New research has found that humans are pumping nearly 10 times more carbon dioxide into the atmosphere than what was emitted during Earth's last major warming event, called the Palaeocene-Eocene Thermal Maximum (PETM).
If carbon emissions continue to rise in the future, mathematical models predict that within the next few hundred years, we could be facing another PETM-like event.
In other words, in the near future, Earth could resemble its distant past: a time when the Arctic was free of ice, inhabited by crocodiles and dotted by palm trees.
"You and I won't be here in 2159, but that's only about four generations away," warns palaeoclimate researcher Philip Gingerich from the University of Michigan.
"When you start to think about your children and your grandchildren, and your great-grandchildren, you're about there."
The PETM is often used as a benchmark for current global warming. During this time, rapid climate changes saw landscapes transformed, oceans acidified, and widespread extinctions triggered.
It took more than 150,000 years for the world to recover, but what happened then has nothing on what is happening now.

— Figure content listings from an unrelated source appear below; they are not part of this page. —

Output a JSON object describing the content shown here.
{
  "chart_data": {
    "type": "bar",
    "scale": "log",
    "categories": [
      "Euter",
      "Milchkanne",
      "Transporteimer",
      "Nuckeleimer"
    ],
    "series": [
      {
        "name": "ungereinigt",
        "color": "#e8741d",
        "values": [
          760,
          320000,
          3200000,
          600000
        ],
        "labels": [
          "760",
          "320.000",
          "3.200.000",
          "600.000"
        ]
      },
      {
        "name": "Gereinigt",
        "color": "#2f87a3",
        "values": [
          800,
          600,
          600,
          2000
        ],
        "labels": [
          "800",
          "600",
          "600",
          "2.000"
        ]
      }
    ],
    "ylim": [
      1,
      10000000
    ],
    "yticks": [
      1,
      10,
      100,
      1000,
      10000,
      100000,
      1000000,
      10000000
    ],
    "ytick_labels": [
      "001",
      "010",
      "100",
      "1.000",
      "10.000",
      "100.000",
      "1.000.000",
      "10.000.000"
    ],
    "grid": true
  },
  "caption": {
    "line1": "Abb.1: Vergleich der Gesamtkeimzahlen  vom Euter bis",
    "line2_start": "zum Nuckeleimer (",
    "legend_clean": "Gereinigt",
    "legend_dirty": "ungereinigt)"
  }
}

Global temperatures during the PETM peaked at about 7 degrees Celsius (13 degrees Fahrenheit) higher than today's average, and we are quickly catching up to those heights.
The new study suggests that if nothing changes, within 140 years, humans could pump out the same amount of greenhouse gases released during the entire PETM.
"The fact that we could reach warming equivalent to the PETM very quickly, within the next few hundred years, is terrifying," says Larisa DeSantis, a palaeontologist at Vanderbilt University, who was not connected to the new study.
The reason it's terrifying is because we are headed off the road map. Today, climate scientists use the PETM as a case study for what global warming might do to our planet and when those changes might be expected.
But as useful as this has been, today, we live in a different world. While the PETM is thought to have occurred from a comet or a volcano, our current climate catastrophe is being fuelled primarily by humans, at a rate unseen in Earth's climate record.
It's also happening in the middle of what should be a cooling trend, in a time when the world is full of different ecosystems and species.
With all of these variable factors, the new research suggests that using the PETM as a gauge for current warming may not be quite so useful in the future.
"Given a business-as-usual assumption for the future, the rates of carbon release that are happening today are really unprecedented, even in the context of an event like the PETM," says Gabriel Bowen, a geophysicist at the University of Utah, who was not connected to the new study.
"We don't have much in the way of geologic examples to draw from in understanding how the world responds to that kind of perturbation."
It looks like our descendants are on their own.
This study has been published in Paleoceanography and Paleoclimatology.